A recent post on Slashdot discussed Microsoft's response to the results of a group who discovered several what they call denial of service exploits (since that term is somewhat loaded, I am reserving judgment) in Word 2007 using a fuzzer. Microsoft responded that crashing on these ill-formed unparsable inputs was in fact the correct behavior, and so it constituted a feature and not a bug. The follow-up debate on Slashdot was, as usual, enlightening and frustrating all at once. There was the usual Microsoft bashing, a lot of discussion about bugs v. features, and quite a bit of argument about what constitutes good programming and what standard of perfection a program should aspire to.
The core of the debate is a big question: when is crashing the right thing to do? On the one hand, you have many people arguing that crashing is never the correct behavior since a crash implies that the program attempted to do something bad or illegal. On the other hand, a well-respected book like "The Pragmatic Programmer"contains an extended discussion of why simply crashing ("Dead Programs Tell No Lies") instead of allowing second-order data corruption or other damage to occur is a Good Thing. Ultimately, the answer is probably somewhere in between.
There are three real issues that need to be addressed when something goes wrong: notification, consistency, longevity. Notification to users or developers that something went wrong should be orthogonal to the question of crashing or not crash. Certainly crashing tells people that something went wrong, but it's not a very useful message, especially if there is no good reason to crash. On the other hand, I've covered the topic of silent error-handling ad nauseum in this space, so my viewpoint should be clear, but as long as your strategy of notification is not dependent on crashing, you should be fine.

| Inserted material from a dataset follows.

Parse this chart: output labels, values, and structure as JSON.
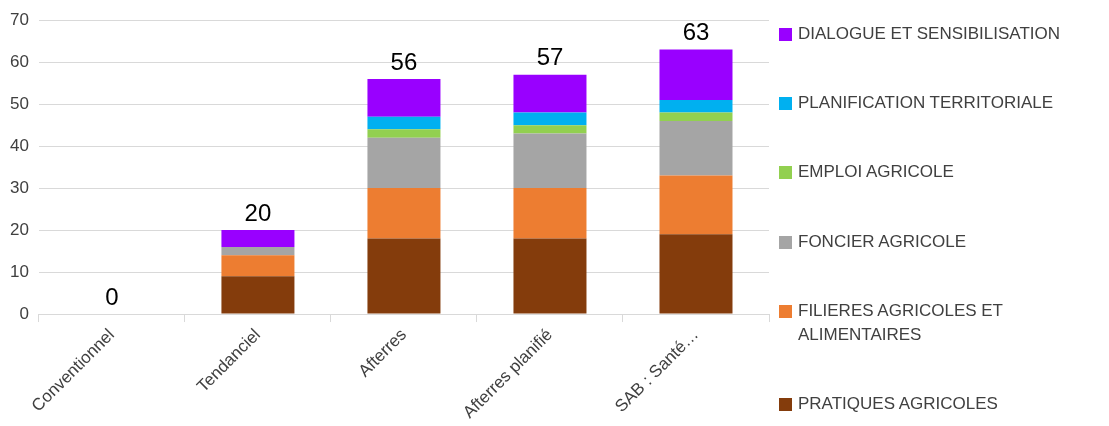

Consistency is trickier. In a perfect world, every system you build would be able to meet the Consistency requirement of an ACID-type transactional system. In other words, you could at any point choose to begin tracking your system state, and if something went wrong, perfectly undo the sequence of operations that it took to get there. If you could make that guarantee, you could eliminate the concerns of the Pragmatic Programmer since you could say, "It doesn't matter if I let things continue after an error, because I know I've rolled back to the state before I started to do the thing that failed". This is unrealistic for several reasons. First, many operations have no good notion of undo. Second, you would likely have to graft a very sophisticated set of nested transactions onto your system, imposing a massive overhead in performance, and possibly code complexity. Third, fail or don't fail is not really a valid outcome for most systems. For instance, you couldn't build a browser where the system either successfully rendered the entire page, or refused to render anything. Graceful degradation in the face of invalid inputs is also desirable, even if it opens up the possibility of leaving things in an inconsistent state.
Finally, there is the issue of longevity. Crashing is simply not an option for some systems. I have built servers for which "it got an error and exited" is not a valid outcome, and in general, no one wants their applications crashing all the time, even for semi-valid reasons of prevention of data corruption.

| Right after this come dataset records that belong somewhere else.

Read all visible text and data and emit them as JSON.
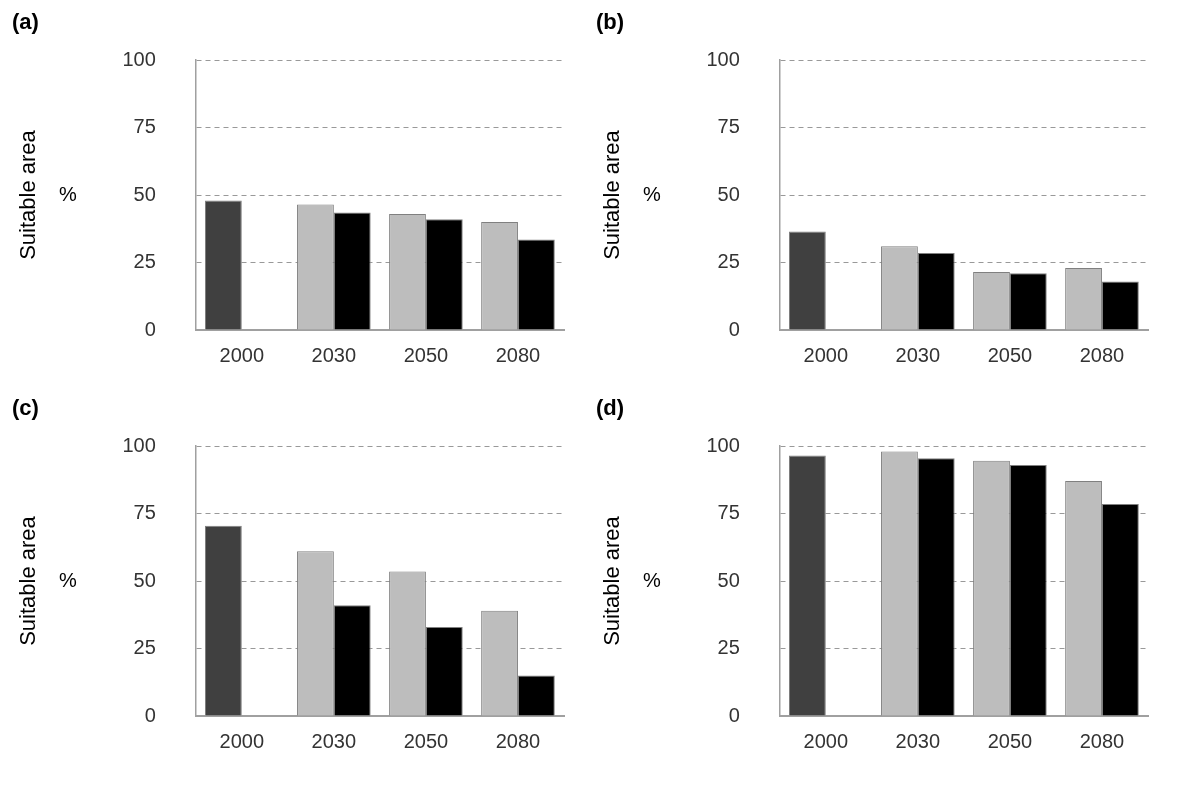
{
  "chart_data": [
    {
      "type": "bar",
      "title": "(a)",
      "ylabel": "Suitable area",
      "annotations": [
        "%"
      ],
      "categories": [
        "2000",
        "2030",
        "2050",
        "2080"
      ],
      "series": [
        {
          "colors": [
            "#404040",
            "#bdbdbd",
            "#bdbdbd",
            "#bdbdbd"
          ],
          "values": [
            48,
            46.5,
            43,
            40
          ]
        },
        {
          "color": "#000000",
          "values": [
            null,
            43.5,
            41,
            33.5
          ]
        }
      ],
      "ylim": [
        0,
        100
      ],
      "yticks": [
        0,
        25,
        50,
        75,
        100
      ],
      "grid": "y",
      "legend": false
    },
    {
      "type": "bar",
      "title": "(b)",
      "ylabel": "Suitable area",
      "annotations": [
        "%"
      ],
      "categories": [
        "2000",
        "2030",
        "2050",
        "2080"
      ],
      "series": [
        {
          "colors": [
            "#404040",
            "#bdbdbd",
            "#bdbdbd",
            "#bdbdbd"
          ],
          "values": [
            36.5,
            31,
            21.5,
            23
          ]
        },
        {
          "color": "#000000",
          "values": [
            null,
            28.5,
            21,
            18
          ]
        }
      ],
      "ylim": [
        0,
        100
      ],
      "yticks": [
        0,
        25,
        50,
        75,
        100
      ],
      "grid": "y",
      "legend": false
    },
    {
      "type": "bar",
      "title": "(c)",
      "ylabel": "Suitable area",
      "annotations": [
        "%"
      ],
      "categories": [
        "2000",
        "2030",
        "2050",
        "2080"
      ],
      "series": [
        {
          "colors": [
            "#404040",
            "#bdbdbd",
            "#bdbdbd",
            "#bdbdbd"
          ],
          "values": [
            70.5,
            61,
            53.5,
            39
          ]
        },
        {
          "color": "#000000",
          "values": [
            null,
            41,
            33,
            15
          ]
        }
      ],
      "ylim": [
        0,
        100
      ],
      "yticks": [
        0,
        25,
        50,
        75,
        100
      ],
      "grid": "y",
      "legend": false
    },
    {
      "type": "bar",
      "title": "(d)",
      "ylabel": "Suitable area",
      "annotations": [
        "%"
      ],
      "categories": [
        "2000",
        "2030",
        "2050",
        "2080"
      ],
      "series": [
        {
          "colors": [
            "#404040",
            "#bdbdbd",
            "#bdbdbd",
            "#bdbdbd"
          ],
          "values": [
            96.5,
            98,
            94.5,
            87
          ]
        },
        {
          "color": "#000000",
          "values": [
            null,
            95.5,
            93,
            78.5
          ]
        }
      ],
      "ylim": [
        0,
        100
      ],
      "yticks": [
        0,
        25,
        50,
        75,
        100
      ],
      "grid": "y",
      "legend": false
    }
  ]
}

So are there any good rules for when to crash? Crashing seems like the right option under the following three conditions:
- The problem is fatal - Set the bar high. Crashing should equal program panic, not program annoyed or program concerned.

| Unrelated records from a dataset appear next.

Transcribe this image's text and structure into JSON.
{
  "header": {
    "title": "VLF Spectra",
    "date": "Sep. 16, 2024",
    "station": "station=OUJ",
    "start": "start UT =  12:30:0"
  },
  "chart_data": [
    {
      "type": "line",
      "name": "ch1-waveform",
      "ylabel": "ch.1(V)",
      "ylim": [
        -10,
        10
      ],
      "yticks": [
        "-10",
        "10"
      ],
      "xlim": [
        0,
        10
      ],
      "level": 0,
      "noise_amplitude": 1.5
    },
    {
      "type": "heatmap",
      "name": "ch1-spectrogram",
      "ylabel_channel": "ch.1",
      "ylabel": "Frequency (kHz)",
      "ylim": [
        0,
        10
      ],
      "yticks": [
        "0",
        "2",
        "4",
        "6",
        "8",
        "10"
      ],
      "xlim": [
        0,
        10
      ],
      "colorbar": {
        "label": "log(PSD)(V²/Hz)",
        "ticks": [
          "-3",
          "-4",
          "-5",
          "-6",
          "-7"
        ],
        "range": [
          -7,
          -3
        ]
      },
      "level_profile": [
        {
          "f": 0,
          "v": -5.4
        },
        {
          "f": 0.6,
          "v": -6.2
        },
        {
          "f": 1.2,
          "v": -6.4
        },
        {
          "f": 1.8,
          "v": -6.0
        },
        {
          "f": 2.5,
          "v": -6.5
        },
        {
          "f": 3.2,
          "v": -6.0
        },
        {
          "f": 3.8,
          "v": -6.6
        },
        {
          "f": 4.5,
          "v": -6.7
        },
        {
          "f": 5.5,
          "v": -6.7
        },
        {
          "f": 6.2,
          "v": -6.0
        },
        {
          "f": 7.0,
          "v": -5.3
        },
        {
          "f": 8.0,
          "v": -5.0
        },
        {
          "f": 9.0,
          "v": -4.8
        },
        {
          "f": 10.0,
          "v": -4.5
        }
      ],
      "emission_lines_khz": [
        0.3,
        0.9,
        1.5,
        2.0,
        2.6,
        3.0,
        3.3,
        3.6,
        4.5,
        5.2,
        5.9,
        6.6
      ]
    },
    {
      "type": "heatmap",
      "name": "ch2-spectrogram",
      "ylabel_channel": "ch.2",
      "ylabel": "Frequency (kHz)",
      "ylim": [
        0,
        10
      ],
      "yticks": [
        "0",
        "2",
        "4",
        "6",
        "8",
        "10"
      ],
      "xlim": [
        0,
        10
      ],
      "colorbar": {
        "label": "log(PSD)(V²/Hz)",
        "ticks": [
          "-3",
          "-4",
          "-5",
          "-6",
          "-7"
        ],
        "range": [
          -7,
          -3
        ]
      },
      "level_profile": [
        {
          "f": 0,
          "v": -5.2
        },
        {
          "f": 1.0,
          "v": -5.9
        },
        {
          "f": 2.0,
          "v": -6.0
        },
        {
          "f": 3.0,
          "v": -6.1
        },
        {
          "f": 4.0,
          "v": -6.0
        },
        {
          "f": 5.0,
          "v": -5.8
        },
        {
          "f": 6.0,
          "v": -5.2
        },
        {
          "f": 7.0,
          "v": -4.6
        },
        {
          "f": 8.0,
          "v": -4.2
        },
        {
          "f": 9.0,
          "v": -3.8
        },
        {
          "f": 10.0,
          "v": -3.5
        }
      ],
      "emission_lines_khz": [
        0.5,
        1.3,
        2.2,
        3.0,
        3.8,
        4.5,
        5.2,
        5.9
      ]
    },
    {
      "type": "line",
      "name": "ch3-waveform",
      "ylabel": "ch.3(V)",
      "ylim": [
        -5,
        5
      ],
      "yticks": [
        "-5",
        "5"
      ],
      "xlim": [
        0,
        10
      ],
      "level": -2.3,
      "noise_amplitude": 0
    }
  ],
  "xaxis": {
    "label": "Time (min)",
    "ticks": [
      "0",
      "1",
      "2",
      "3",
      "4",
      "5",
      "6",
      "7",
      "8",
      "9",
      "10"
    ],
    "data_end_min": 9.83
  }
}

- A human must take some action to correct the problem - It can be hard to know when this is necessarily true, but if the condition encountered does not appear to be programmatically addressable, and it is fatal, crashing makes sense. For instance, many systems require configuration files to exist, be well-formatted, and exist in certain places on disk. If they do not exist, it's often better to crash than to try to come up with sensible defaults, which often just serves to confuse the user who can't understand why their configuration is being "ignored" when they put it in the wrong place.
- Rollback is impossible or meaningless - If the application's best effort to contain the damage has failed, or the extent of the problem is totally unknown, or rolling back would mean rolling back to essentially nothing, and it meets the above conditions, it's time to crash.
So does the Word 2007 crash meet these criteria?
- Fatal? Sort of. The malformed doc means that Word's only raison d'etre, to load a document for display and editing is impossible.
- Human-addressable? Yes, this one it clearly meets. Word can't possible know what the "intent" of the document was in order to repair it programmatically.
- Rollback Failure? No, in this case there is a clear rollback position which is to restore the application to the state it was in before the load was attempted. Taking the whole application down in this situation is overkill, to put it mildly.
So in my opinion, the Word 2007 crashes fail to meet the necessary standard. Ultimately, the problem with crashing has to do with intent. It seems fairly clear that the Microsoft rep is claiming that the behavior was something they put in intentionally, when in fact it was very likely totally unexpected. If you are going to adopt a crash-sometimes-ok policy, you need to make sure you only crash under the right conditions and not because you simply failed to build a robust system.